Ce vendredi, sur les ondes de RMC, le ministre de l’Éducation nationale, Édouard Geffray, a annoncé sa décision de saisir le bâtonnier de l’ordre des avocats du barreau de Paris. Cette démarche vise à examiner la conduite de Me Francis Vuillemin, l’avocat du prédicateur Abdelhakim Sefrioui, en réponse à des déclarations qu’il a faites au sujet de Samuel Paty, enseignant assassiné en 2020.
EN BREF
- Le ministre de l’Éducation saisit le bâtonnier de Paris sur des propos d’un avocat.
- Me Vuillemin a critiqué Samuel Paty, suscitant l’indignation.
- Un dossier pédagogique sera proposé aux enseignants sur le film « L’Abandon ».
Les propos de Me Vuillemin, rapportés par RMC, ont suscité une vive réaction dans le milieu éducatif. L’avocat aurait suggéré que Samuel Paty procédait à une discrimination à l’égard des élèves musulmans, une affirmation jugée injurieuse par le ministre. Édouard Geffray a souligné que de telles déclarations portent atteinte à la mémoire du professeur, décapité par un djihadiste tchétchène à Conflans-Sainte-Honorine, le 18 octobre 2020.
« Dans le Code de déontologie des avocats, il existe un devoir de délicatesse, de courtoisie et de modération, même en dehors du prétoire », a déclaré le ministre, insistant sur le fait que ces valeurs doivent être respectées. Les remarques de l’avocat ont ainsi provoqué un vent de mécontentement parmi ses collègues de la communauté éducative, qui estiment qu’elles nuisent à l’image de Samuel Paty.
Une mémoire à préserver
Édouard Geffray a insisté sur l’importance de préserver la mémoire de Samuel Paty, un enseignant qui a été brutalement assassiné pour avoir exercé son devoir d’éducation. La déclaration de l’avocat a été perçue comme une tentative de réécrire l’histoire et de diminuer la gravité de l’acte perpétré contre le professeur.

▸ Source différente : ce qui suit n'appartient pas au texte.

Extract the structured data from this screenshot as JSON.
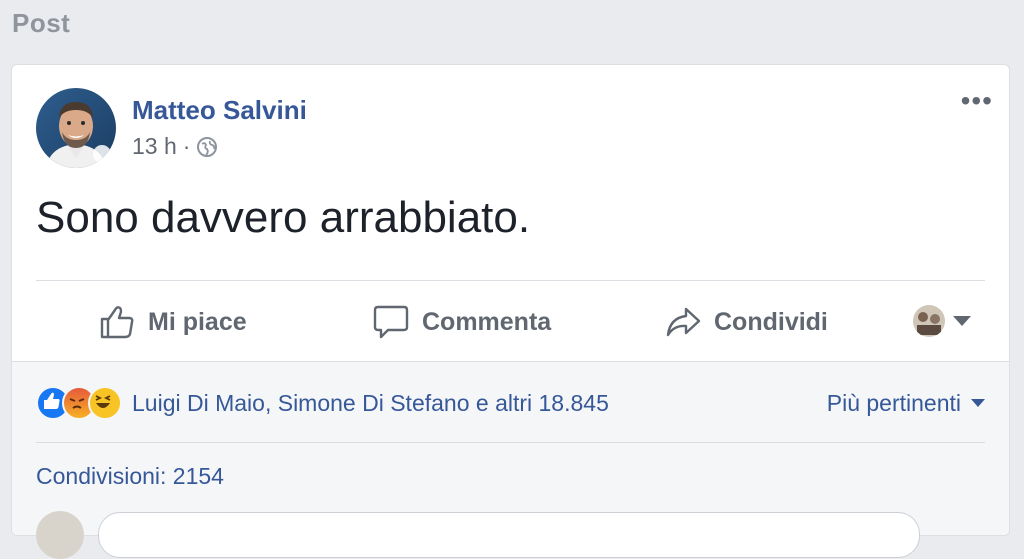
{
  "page": {
    "section_title": "Post"
  },
  "post": {
    "author": "Matteo Salvini",
    "timestamp": "13 h",
    "separator": "·",
    "privacy_icon": "globe-icon",
    "more_icon": "•••",
    "text": "Sono davvero arrabbiato."
  },
  "actions": {
    "like_label": "Mi piace",
    "comment_label": "Commenta",
    "share_label": "Condividi"
  },
  "reactions": {
    "types": [
      "like",
      "angry",
      "haha"
    ],
    "summary": "Luigi Di Maio, Simone Di Stefano e altri 18.845",
    "sort_label": "Più pertinenti"
  },
  "shares": {
    "label": "Condivisioni: 2154"
  },
  "colors": {
    "link": "#365899",
    "like": "#1877f2",
    "angry": "#e9710f",
    "haha": "#f7b125",
    "text": "#1d2129",
    "muted": "#616770"
  }
}
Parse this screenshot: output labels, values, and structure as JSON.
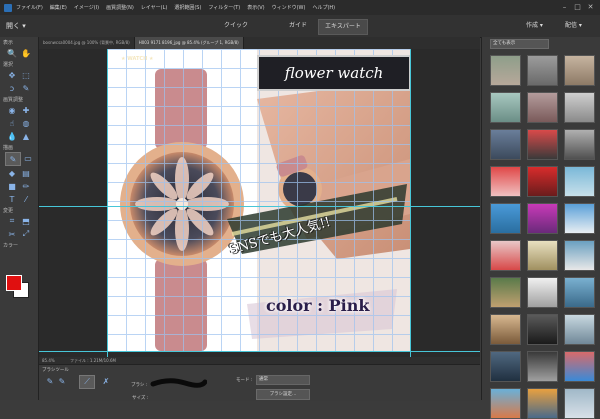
{
  "menubar": {
    "items": [
      "ファイル(F)",
      "編集(E)",
      "イメージ(I)",
      "画質調整(N)",
      "レイヤー(L)",
      "選択範囲(S)",
      "フィルター(T)",
      "表示(V)",
      "ウィンドウ(W)",
      "ヘルプ(H)"
    ],
    "controls": [
      "–",
      "□",
      "✕"
    ]
  },
  "modebar": {
    "open": "開く",
    "tabs": [
      "クイック",
      "ガイド",
      "エキスパート"
    ],
    "active_tab": "エキスパート",
    "create": "作成",
    "share": "配信"
  },
  "toolbox": {
    "sections": [
      "表示",
      "選択",
      "画質調整",
      "描画",
      "変更",
      "カラー"
    ],
    "fg_color": "#e01010",
    "bg_color": "#ffffff"
  },
  "doc_tabs": [
    "bosnwcsa0004.jpg @ 100% (背景中, RGB/8)",
    "H003 9171 8196_jpg @ 85.4% (グループ 1, RGB/8)"
  ],
  "canvas": {
    "brand": "★ WATCH ★",
    "title": "flower watch",
    "sns_text": "SNSでも大人気!!",
    "color_text": "color : Pink"
  },
  "status": {
    "zoom": "85.4%",
    "file": "ファイル : 1.21M/10.6M"
  },
  "options": {
    "tool_name": "ブラシツール",
    "brush_label": "ブラシ :",
    "mode_label": "モード :",
    "mode_value": "通常",
    "settings_button": "ブラシ設定...",
    "size_label": "サイズ :"
  },
  "panel": {
    "filter_select": "全ても表示"
  }
}
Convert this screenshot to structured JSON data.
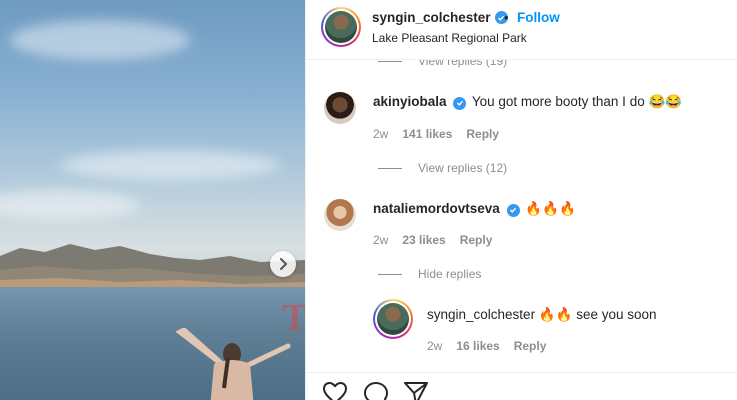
{
  "post": {
    "username": "syngin_colchester",
    "separator": "•",
    "follow_label": "Follow",
    "location": "Lake Pleasant Regional Park"
  },
  "comments": {
    "top_view_replies": "View replies (19)",
    "items": [
      {
        "username": "akinyiobala",
        "verified": true,
        "text": "You got more booty than I do 😂😂",
        "time": "2w",
        "likes": "141 likes",
        "reply_label": "Reply",
        "view_replies": "View replies (12)"
      },
      {
        "username": "nataliemordovtseva",
        "verified": true,
        "text": "🔥🔥🔥",
        "time": "2w",
        "likes": "23 likes",
        "reply_label": "Reply",
        "hide_replies": "Hide replies",
        "replies": [
          {
            "username": "syngin_colchester",
            "text": "🔥🔥 see you soon",
            "time": "2w",
            "likes": "16 likes",
            "reply_label": "Reply"
          }
        ]
      }
    ]
  },
  "watermark": "TV",
  "icons": {
    "like": "heart-icon",
    "comment": "comment-icon",
    "share": "share-icon",
    "next": "chevron-right-icon"
  },
  "colors": {
    "accent": "#0095f6",
    "verified": "#3897f0",
    "muted": "#8e8e8e"
  }
}
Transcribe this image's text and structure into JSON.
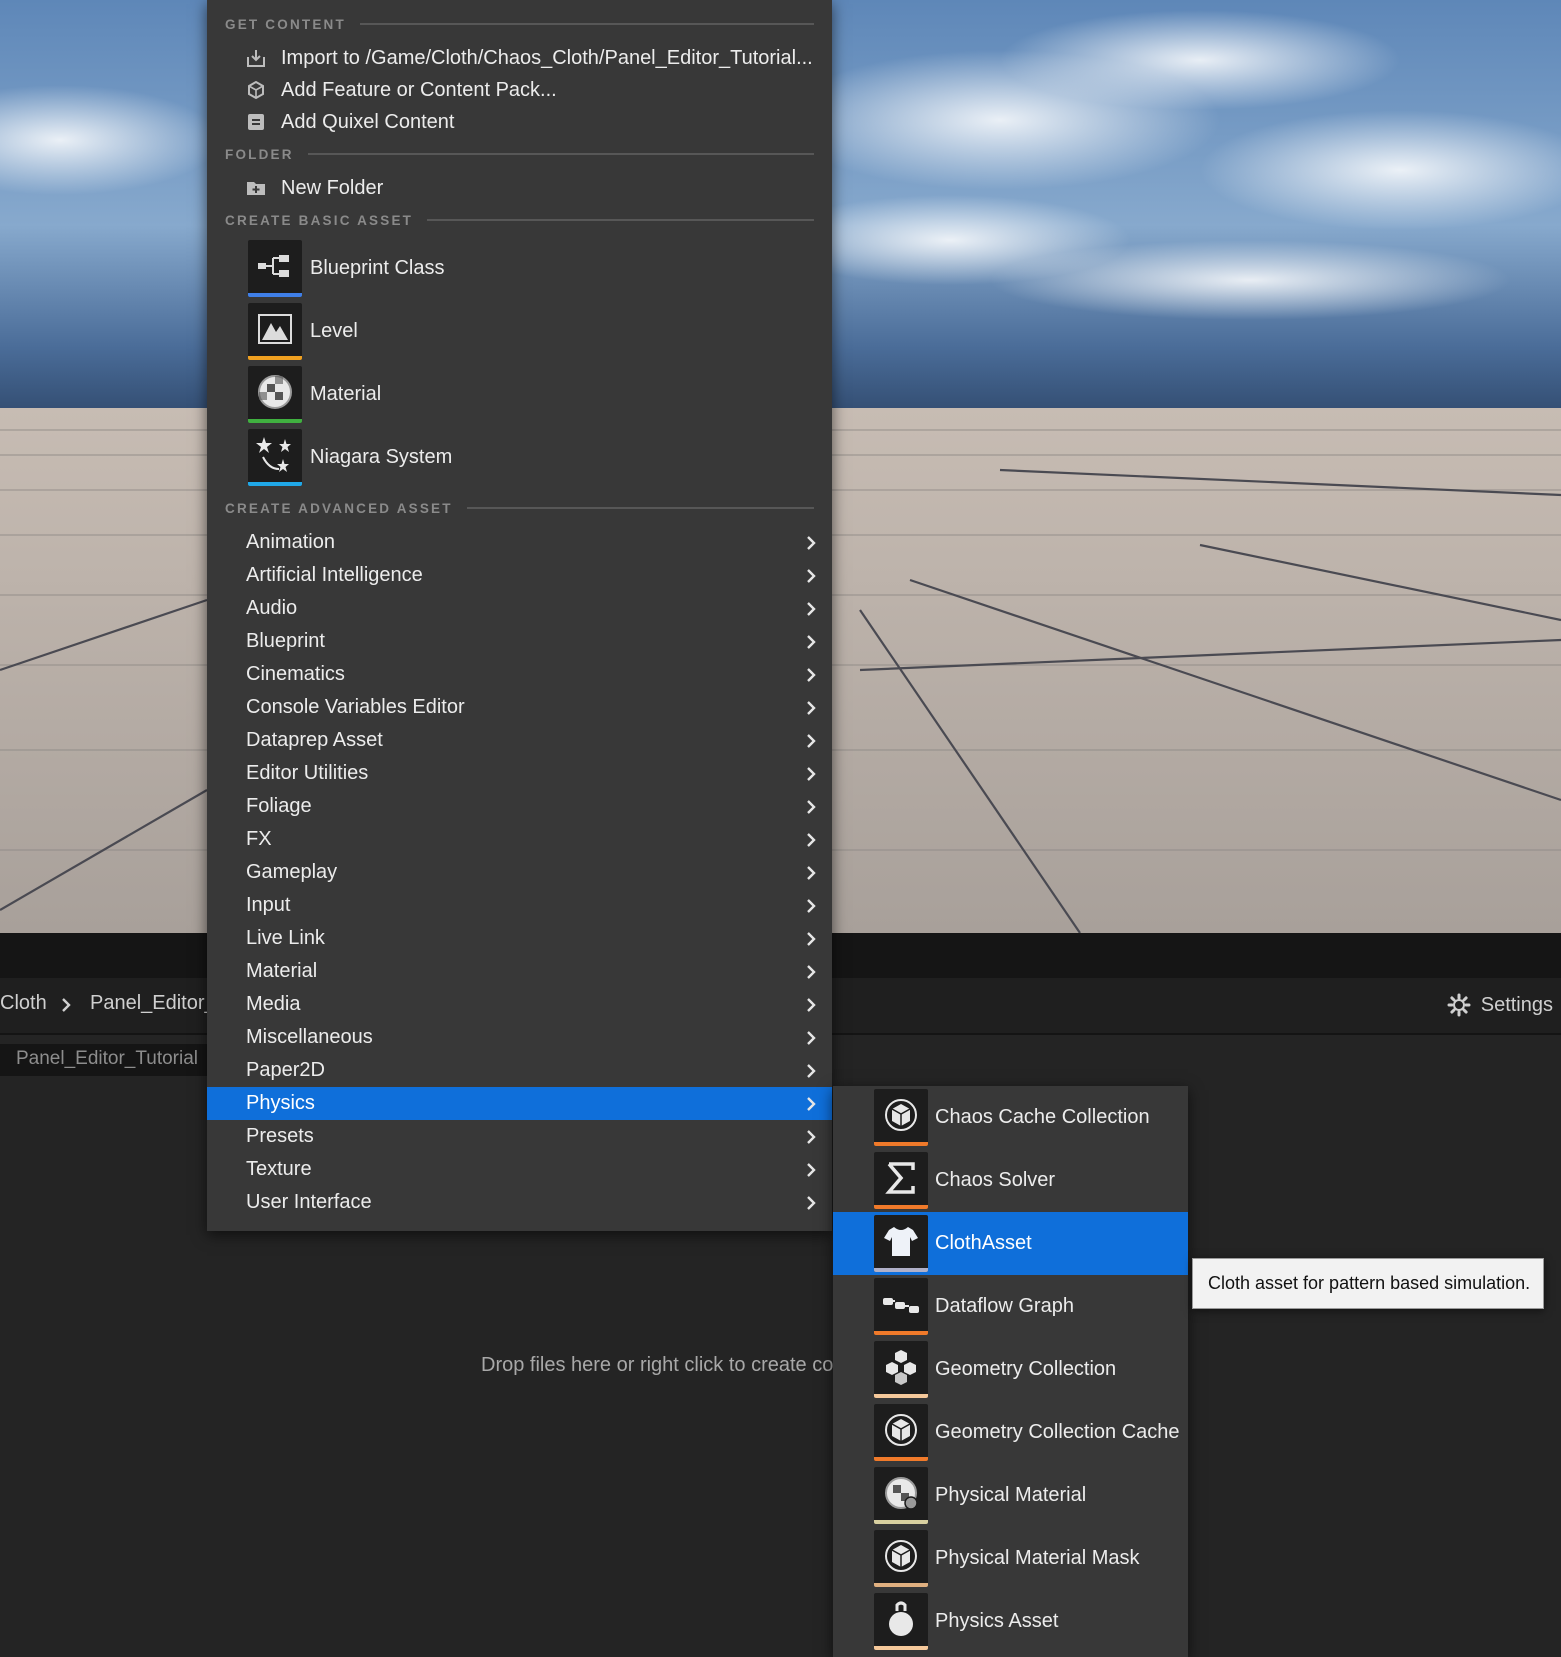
{
  "menu": {
    "get_content": {
      "header": "GET CONTENT",
      "items": [
        {
          "label": "Import to /Game/Cloth/Chaos_Cloth/Panel_Editor_Tutorial...",
          "icon": "import-icon"
        },
        {
          "label": "Add Feature or Content Pack...",
          "icon": "feature-pack-icon"
        },
        {
          "label": "Add Quixel Content",
          "icon": "quixel-icon"
        }
      ]
    },
    "folder": {
      "header": "FOLDER",
      "items": [
        {
          "label": "New Folder",
          "icon": "new-folder-icon"
        }
      ]
    },
    "basic_assets": {
      "header": "CREATE BASIC ASSET",
      "items": [
        {
          "label": "Blueprint Class",
          "icon": "blueprint-class-icon",
          "color": "#3f7fe8"
        },
        {
          "label": "Level",
          "icon": "level-icon",
          "color": "#f0a020"
        },
        {
          "label": "Material",
          "icon": "material-icon",
          "color": "#40b040"
        },
        {
          "label": "Niagara System",
          "icon": "niagara-icon",
          "color": "#20a8e8"
        }
      ]
    },
    "advanced_assets": {
      "header": "CREATE ADVANCED ASSET",
      "items": [
        "Animation",
        "Artificial Intelligence",
        "Audio",
        "Blueprint",
        "Cinematics",
        "Console Variables Editor",
        "Dataprep Asset",
        "Editor Utilities",
        "Foliage",
        "FX",
        "Gameplay",
        "Input",
        "Live Link",
        "Material",
        "Media",
        "Miscellaneous",
        "Paper2D",
        "Physics",
        "Presets",
        "Texture",
        "User Interface"
      ],
      "active": "Physics"
    }
  },
  "physics_submenu": {
    "items": [
      {
        "label": "Chaos Cache Collection",
        "icon": "chaos-cache-icon",
        "color": "#f07a2a"
      },
      {
        "label": "Chaos Solver",
        "icon": "chaos-solver-icon",
        "color": "#f07a2a"
      },
      {
        "label": "ClothAsset",
        "icon": "cloth-asset-icon",
        "color": "#b0b0c8"
      },
      {
        "label": "Dataflow Graph",
        "icon": "dataflow-graph-icon",
        "color": "#f07a2a"
      },
      {
        "label": "Geometry Collection",
        "icon": "geometry-collection-icon",
        "color": "#f5c89a"
      },
      {
        "label": "Geometry Collection Cache",
        "icon": "geometry-cache-icon",
        "color": "#f07a2a"
      },
      {
        "label": "Physical Material",
        "icon": "physical-material-icon",
        "color": "#d8d0a0"
      },
      {
        "label": "Physical Material Mask",
        "icon": "physical-material-mask-icon",
        "color": "#e0b080"
      },
      {
        "label": "Physics Asset",
        "icon": "physics-asset-icon",
        "color": "#f5c89a"
      }
    ],
    "active": "ClothAsset"
  },
  "tooltip": "Cloth asset for pattern based simulation.",
  "content_browser": {
    "breadcrumbs": [
      "Cloth",
      "Panel_Editor_"
    ],
    "path_field": "Panel_Editor_Tutorial",
    "settings_label": "Settings",
    "drop_hint": "Drop files here or right click to create co"
  },
  "colors": {
    "accent": "#0f6fda",
    "menu_bg": "#383838"
  }
}
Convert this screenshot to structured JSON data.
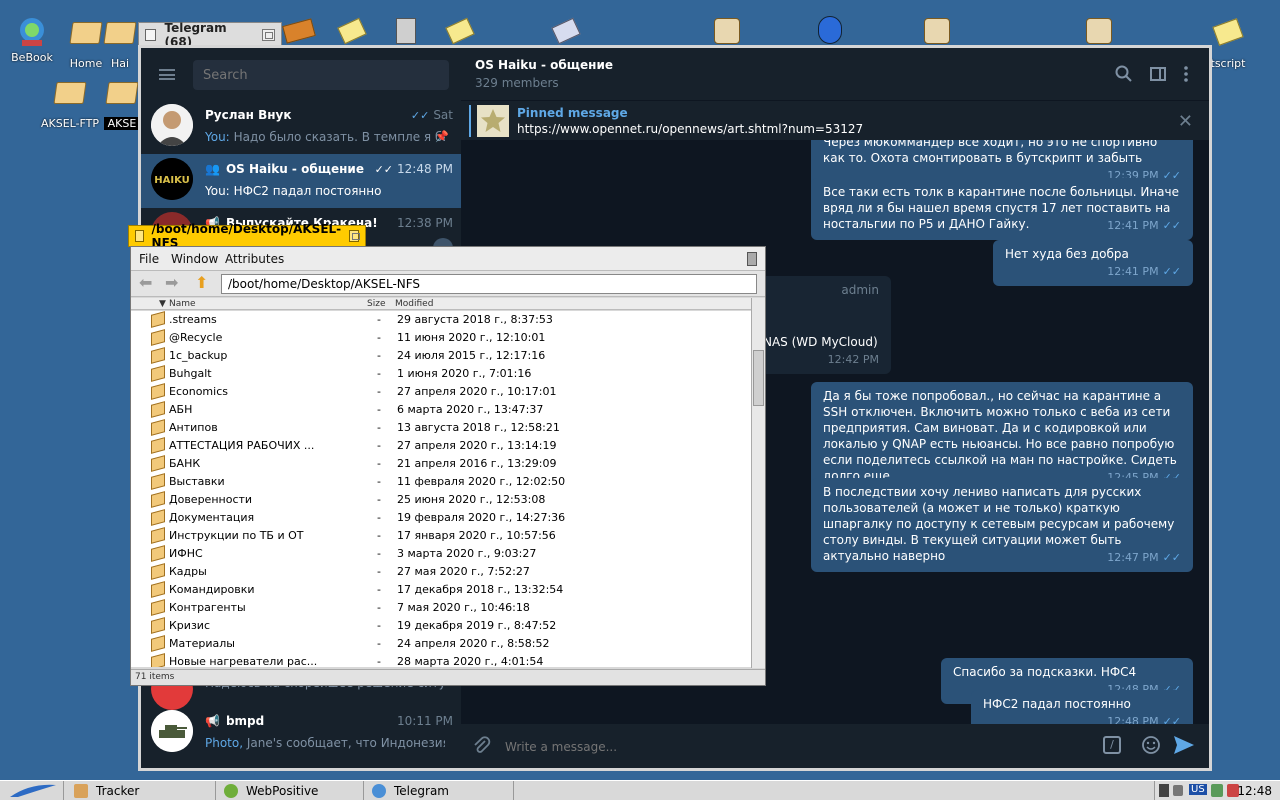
{
  "desktop": {
    "icons": [
      {
        "label": "BeBook"
      },
      {
        "label": "Home"
      },
      {
        "label": "Hai"
      },
      {
        "label": "AKSEL-FTP"
      },
      {
        "label": "AKSE"
      },
      {
        "label": "tscript"
      }
    ]
  },
  "telegram": {
    "window_title": "Telegram (68)",
    "search_placeholder": "Search",
    "chats": [
      {
        "name": "Руслан Внук",
        "time": "Sat",
        "preview_you": "You:",
        "preview": "Надо было сказать. В темпле я бы н..."
      },
      {
        "name": "OS Haiku - общение",
        "time": "12:48 PM",
        "preview_you": "You:",
        "preview": "НФС2 падал постоянно"
      },
      {
        "name": "Выпускайте Кракена!",
        "time": "12:38 PM"
      },
      {
        "name": "",
        "preview": "Надеюсь на скорейшее решение ситуаций..."
      },
      {
        "name": "bmpd",
        "time": "10:11 PM",
        "preview_you": "Photo,",
        "preview": "Jane's сообщает, что Индонезия запла..."
      }
    ],
    "header": {
      "title": "OS Haiku - общение",
      "subtitle": "329 members"
    },
    "pinned": {
      "title": "Pinned message",
      "text": "https://www.opennet.ru/opennews/art.shtml?num=53127"
    },
    "messages": [
      {
        "text": "Через мюкоммандер все ходит, но это не спортивно как то. Охота смонтировать в бутскрипт и забыть",
        "time": "12:39 PM"
      },
      {
        "text": "Все таки есть толк в карантине после больницы. Иначе вряд ли я бы нашел время спустя 17 лет поставить на ностальгии по P5 и ДАНО Гайку.",
        "time": "12:41 PM"
      },
      {
        "text": "Нет худа без добра",
        "time": "12:41 PM"
      },
      {
        "sender": "admin",
        "text": "NAS (WD MyCloud)",
        "time": "12:42 PM"
      },
      {
        "text": "Да я бы тоже попробовал., но сейчас на карантине а SSH отключен. Включить можно только с веба из сети предприятия. Сам виноват. Да и с кодировкой или локалью у QNAP есть ньюансы. Но все равно попробую если поделитесь ссылкой на ман по настройке. Сидеть долго еще",
        "time": "12:45 PM"
      },
      {
        "text": "В последствии хочу лениво написать для русских пользователей (а может и не только) краткую шпаргалку по доступу к сетевым ресурсам и рабочему столу винды. В текущей ситуации может быть актуально наверно",
        "time": "12:47 PM"
      },
      {
        "text": "Спасибо за подсказки. НФС4",
        "time": "12:48 PM"
      },
      {
        "text": "НФС2 падал постоянно",
        "time": "12:48 PM"
      }
    ],
    "composer_placeholder": "Write a message..."
  },
  "tracker": {
    "window_title": "/boot/home/Desktop/AKSEL-NFS",
    "menu": [
      "File",
      "Window",
      "Attributes"
    ],
    "path": "/boot/home/Desktop/AKSEL-NFS",
    "columns": {
      "name": "Name",
      "size": "Size",
      "modified": "Modified"
    },
    "rows": [
      {
        "name": ".streams",
        "size": "-",
        "modified": "29 августа 2018 г., 8:37:53"
      },
      {
        "name": "@Recycle",
        "size": "-",
        "modified": "11 июня 2020 г., 12:10:01"
      },
      {
        "name": "1c_backup",
        "size": "-",
        "modified": "24 июля 2015 г., 12:17:16"
      },
      {
        "name": "Buhgalt",
        "size": "-",
        "modified": "1 июня 2020 г., 7:01:16"
      },
      {
        "name": "Economics",
        "size": "-",
        "modified": "27 апреля 2020 г., 10:17:01"
      },
      {
        "name": "АБН",
        "size": "-",
        "modified": "6 марта 2020 г., 13:47:37"
      },
      {
        "name": "Антипов",
        "size": "-",
        "modified": "13 августа 2018 г., 12:58:21"
      },
      {
        "name": "АТТЕСТАЦИЯ РАБОЧИХ ...",
        "size": "-",
        "modified": "27 апреля 2020 г., 13:14:19"
      },
      {
        "name": "БАНК",
        "size": "-",
        "modified": "21 апреля 2016 г., 13:29:09"
      },
      {
        "name": "Выставки",
        "size": "-",
        "modified": "11 февраля 2020 г., 12:02:50"
      },
      {
        "name": "Доверенности",
        "size": "-",
        "modified": "25 июня 2020 г., 12:53:08"
      },
      {
        "name": "Документация",
        "size": "-",
        "modified": "19 февраля 2020 г., 14:27:36"
      },
      {
        "name": "Инструкции по ТБ и ОТ",
        "size": "-",
        "modified": "17 января 2020 г., 10:57:56"
      },
      {
        "name": "ИФНС",
        "size": "-",
        "modified": "3 марта 2020 г., 9:03:27"
      },
      {
        "name": "Кадры",
        "size": "-",
        "modified": "27 мая 2020 г., 7:52:27"
      },
      {
        "name": "Командировки",
        "size": "-",
        "modified": "17 декабря 2018 г., 13:32:54"
      },
      {
        "name": "Контрагенты",
        "size": "-",
        "modified": "7 мая 2020 г., 10:46:18"
      },
      {
        "name": "Кризис",
        "size": "-",
        "modified": "19 декабря 2019 г., 8:47:52"
      },
      {
        "name": "Материалы",
        "size": "-",
        "modified": "24 апреля 2020 г., 8:58:52"
      },
      {
        "name": "Новые нагреватели рас...",
        "size": "-",
        "modified": "28 марта 2020 г., 4:01:54"
      }
    ],
    "status": "71 items"
  },
  "taskbar": {
    "items": [
      {
        "label": "Tracker"
      },
      {
        "label": "WebPositive"
      },
      {
        "label": "Telegram"
      }
    ],
    "lang": "US",
    "clock": "12:48"
  }
}
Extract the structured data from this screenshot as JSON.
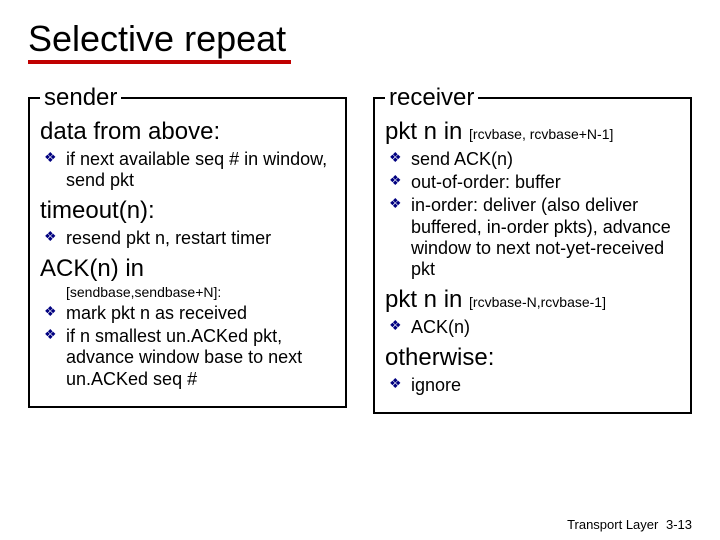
{
  "title": "Selective repeat",
  "sender": {
    "legend": "sender",
    "h1": "data from above:",
    "h1_items": [
      "if next available seq # in window, send pkt"
    ],
    "h2": "timeout(n):",
    "h2_items": [
      "resend pkt n, restart timer"
    ],
    "h3": "ACK(n) in",
    "h3_sub": "[sendbase,sendbase+N]:",
    "h3_items": [
      "mark pkt n as received",
      "if n smallest un.ACKed pkt, advance window base to next un.ACKed seq #"
    ]
  },
  "receiver": {
    "legend": "receiver",
    "h1": "pkt n in ",
    "h1_small": "[rcvbase, rcvbase+N-1]",
    "h1_items": [
      "send ACK(n)",
      "out-of-order: buffer",
      "in-order: deliver (also deliver buffered, in-order pkts), advance window to next not-yet-received pkt"
    ],
    "h2": "pkt n in ",
    "h2_small": "[rcvbase-N,rcvbase-1]",
    "h2_items": [
      "ACK(n)"
    ],
    "h3": "otherwise:",
    "h3_items": [
      "ignore"
    ]
  },
  "footer": {
    "label": "Transport Layer",
    "page": "3-13"
  }
}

En ce qui concerne le film « L’Abandon », qui retrace les événements survenus dans les jours précédant l’assassinat de Samuel Paty, le ministre a précisé qu’il ne serait pas imposé aux enseignants ou aux élèves. « Chaque professeur devra décider s’il souhaite le projeter en classe », a-t-il affirmé. Pour ceux qui choisiraient de le faire, un dossier pédagogique sera mis à disposition afin de faciliter l’intégration de ce film dans le cadre scolaire.
Cette proposition vise à offrir aux enseignants des outils pédagogiques pour aborder une question délicate et essentielle dans le contexte actuel. Le but est de permettre une réflexion sur la liberté d’expression et la responsabilité des éducateurs face à des sujets sensibles.
La réaction du ministre montre une volonté d’encadrer la discussion autour de la mémoire de Samuel Paty et de lutter contre les discours qui pourraient contribuer à la stigmatisation de certains élèves. En agissant ainsi, Édouard Geffray espère également rappeler l’importance du respect et de la bienveillance dans le discours public, en particulier lorsque celui-ci concerne des personnalités victimes de violences.
Le débat autour des propos de Me Vuillemin et de la mémoire de Samuel Paty soulève des enjeux cruciaux, notamment en matière d’éthique professionnelle et de respect des valeurs républicaines. La saisine du bâtonnier de l’ordre des avocats apparaît comme une étape nécessaire pour clarifier cette situation et réaffirmer le rôle des avocats en tant que garants de la déontologie.